Think of prompt formatting as the model’s contract with the developer. Honor that contract for predictable results.

7. Do Not Skip Stop Sequences
Define Where Outputs Should End

Many developers leave the stop_sequence or max_tokens fields undefined or poorly configured. The result? Responses that ramble, hallucinate, or abruptly cut off.

  • Why this matters:


    • Without clear boundaries, your model may output unexpected tokens.

    • In production, runaway outputs cause token inflation, cost spikes, and UI issues.

  • How to prevent it:


    • Define stop tokens like \n\n, ###, or end-of-sequence tokens specific to your domain.

    • Set a logical max token limit based on prompt length and expected completion.

    • Use a consistent formatting protocol across training and inference.

Control the end, and you control the narrative.

8. Do Not Overlook Bias and Ethical Issues
Fine-Tuning Can Amplify Unintended Prejudice

When fine-tuning a model, you’re reinforcing patterns. If those patterns reflect societal biases, stereotypes, or harmful perspectives, your model will replicate, and possibly amplify, them.

  • Examples of problematic outcomes:


    • Gender bias in job recommendations.

    • Cultural stereotypes in sentiment classification.

    • Offensive outputs when tested with sensitive queries.

  • Preventative measures:


    • Audit your data for balance across demographics.

    • Remove identity-based triggers unless they serve a legitimate functional purpose.

    • Use fairness evaluation frameworks to detect and correct bias post-training.

    • Include counterfactual examples that correct or neutralize existing patterns.

Responsible developers train responsible models. Ethics is not optional, it’s a core part of performance.

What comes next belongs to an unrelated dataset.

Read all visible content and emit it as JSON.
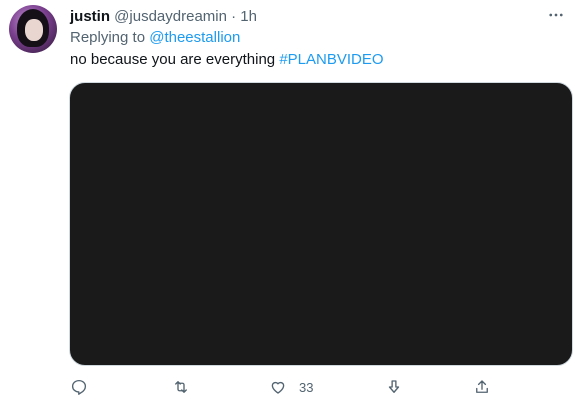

9. Do Not Ignore Computational Costs
Efficient Fine-Tuning Saves Time and Money

Fine-tuning can get expensive fast. While it’s cheaper than full model training, it still consumes GPU memory, compute time, and developer hours. Many teams forget to estimate and track these costs, leading to runaway expenses.

  • Pitfalls:


    • Running multiple redundant experiments.

    • Not leveraging parameter-efficient fine-tuning.

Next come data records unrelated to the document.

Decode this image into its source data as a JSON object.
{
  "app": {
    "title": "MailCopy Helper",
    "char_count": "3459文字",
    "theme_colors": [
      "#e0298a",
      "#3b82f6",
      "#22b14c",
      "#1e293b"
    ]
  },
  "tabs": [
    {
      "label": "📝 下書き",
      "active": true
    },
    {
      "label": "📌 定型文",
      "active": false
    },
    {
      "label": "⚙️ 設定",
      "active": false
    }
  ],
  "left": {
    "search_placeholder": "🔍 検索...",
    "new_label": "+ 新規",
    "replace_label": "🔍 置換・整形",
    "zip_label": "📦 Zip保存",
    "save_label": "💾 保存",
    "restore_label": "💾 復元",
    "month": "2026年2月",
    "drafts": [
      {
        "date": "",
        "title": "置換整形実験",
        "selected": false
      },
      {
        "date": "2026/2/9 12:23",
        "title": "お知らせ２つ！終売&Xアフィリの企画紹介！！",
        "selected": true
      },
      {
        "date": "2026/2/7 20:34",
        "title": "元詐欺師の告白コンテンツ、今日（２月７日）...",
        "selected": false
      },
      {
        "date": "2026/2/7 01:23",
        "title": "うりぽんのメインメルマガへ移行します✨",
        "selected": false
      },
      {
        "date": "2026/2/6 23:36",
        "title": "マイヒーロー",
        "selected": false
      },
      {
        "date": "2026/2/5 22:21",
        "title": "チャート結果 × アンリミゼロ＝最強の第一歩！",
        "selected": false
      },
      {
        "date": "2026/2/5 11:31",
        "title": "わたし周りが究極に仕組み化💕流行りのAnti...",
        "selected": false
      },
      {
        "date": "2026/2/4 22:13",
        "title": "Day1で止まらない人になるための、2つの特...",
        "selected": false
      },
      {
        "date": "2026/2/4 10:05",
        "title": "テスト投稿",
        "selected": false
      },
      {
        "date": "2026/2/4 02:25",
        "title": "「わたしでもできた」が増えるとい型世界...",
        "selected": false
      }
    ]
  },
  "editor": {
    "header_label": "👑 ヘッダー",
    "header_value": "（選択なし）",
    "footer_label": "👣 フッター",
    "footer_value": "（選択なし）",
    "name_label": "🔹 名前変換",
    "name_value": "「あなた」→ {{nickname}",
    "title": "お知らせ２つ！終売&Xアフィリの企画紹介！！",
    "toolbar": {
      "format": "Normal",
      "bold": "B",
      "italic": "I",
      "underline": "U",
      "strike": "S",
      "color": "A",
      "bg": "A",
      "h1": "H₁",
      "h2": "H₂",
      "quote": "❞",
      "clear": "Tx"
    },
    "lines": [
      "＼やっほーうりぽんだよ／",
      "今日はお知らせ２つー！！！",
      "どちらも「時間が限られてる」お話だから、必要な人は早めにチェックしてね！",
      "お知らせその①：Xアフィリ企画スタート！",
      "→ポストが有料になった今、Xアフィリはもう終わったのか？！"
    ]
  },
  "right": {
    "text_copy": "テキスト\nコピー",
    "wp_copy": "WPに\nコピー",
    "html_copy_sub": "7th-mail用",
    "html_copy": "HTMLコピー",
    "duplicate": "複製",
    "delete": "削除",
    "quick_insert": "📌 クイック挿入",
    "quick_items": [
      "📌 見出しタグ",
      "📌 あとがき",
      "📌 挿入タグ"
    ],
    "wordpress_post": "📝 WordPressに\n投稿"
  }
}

    • Ignoring memory constraints, causing crashes.

  • Optimization strategies:


    • Use Low-Rank Adaptation (LoRA), adapter tuning, or prefix-tuning, methods that fine-tune only small parts of the model.

    • Batch experiments efficiently; avoid idle time on cloud resources.

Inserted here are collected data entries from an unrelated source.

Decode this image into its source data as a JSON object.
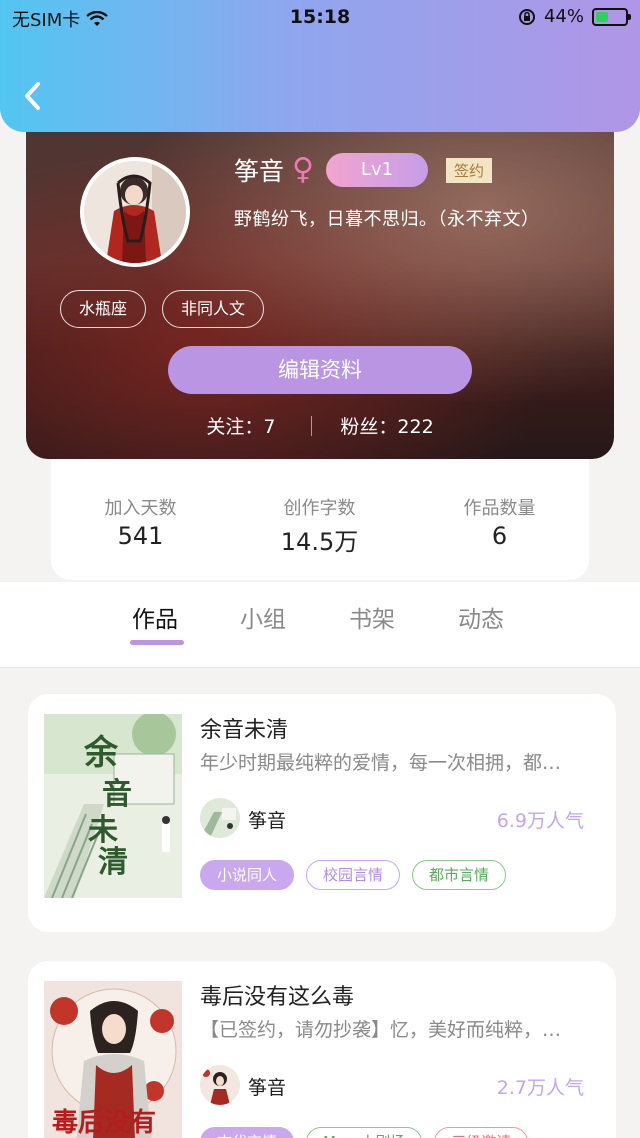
{
  "status_bar": {
    "carrier": "无SIM卡",
    "time": "15:18",
    "battery": "44%",
    "battery_level": 0.44
  },
  "profile": {
    "name": "筝音",
    "gender_symbol": "♀",
    "level": "Lv1",
    "badge": "签约",
    "motto": "野鹤纷飞，日暮不思归。（永不弃文）",
    "tags": [
      "水瓶座",
      "非同人文"
    ],
    "edit_label": "编辑资料",
    "following": "关注：7",
    "followers": "粉丝：222"
  },
  "stats": [
    {
      "label": "加入天数",
      "value": "541"
    },
    {
      "label": "创作字数",
      "value": "14.5万"
    },
    {
      "label": "作品数量",
      "value": "6"
    }
  ],
  "tabs": [
    "作品",
    "小组",
    "书架",
    "动态"
  ],
  "active_tab": "作品",
  "works": [
    {
      "title": "余音未清",
      "desc": "年少时期最纯粹的爱情，每一次相拥，都…",
      "author": "筝音",
      "popularity": "6.9万人气",
      "tags": [
        "小说同人",
        "校园言情",
        "都市言情"
      ]
    },
    {
      "title": "毒后没有这么毒",
      "desc": "【已签约，请勿抄袭】忆，美好而纯粹，…",
      "author": "筝音",
      "popularity": "2.7万人气",
      "tags": [
        "古代言情",
        "Mary小剧场",
        "三级邀请"
      ]
    }
  ],
  "colors": {
    "accent": "#b995e3",
    "header_start": "#52c6f1",
    "header_end": "#b096e6"
  }
}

    • Profile memory usage before scaling.

Efficiency is a feature, not just of the model, but of your development process.

10. Do Not Catastrophically Forget Pretrained Abilities
Retain the Power of Pretraining

When fine-tuning on niche or highly specific data, developers often forget that the base model had strong general reasoning, language, or logical capabilities. Overwriting too aggressively may cause catastrophic forgetting, where the model loses its foundational skills.

  • Real risks:


    • Your model may forget basic arithmetic, grammar, or conversational flow.

    • It may perform worse on general prompts than the base model.

  • How to avoid:


    • Use a multi-task learning strategy that includes general data alongside domain-specific data.

    • Limit which layers are updated using parameter freezing.

    • Evaluate on both domain-specific and general-purpose prompts to maintain balance.

Customization should not mean isolation, keep the best of both worlds.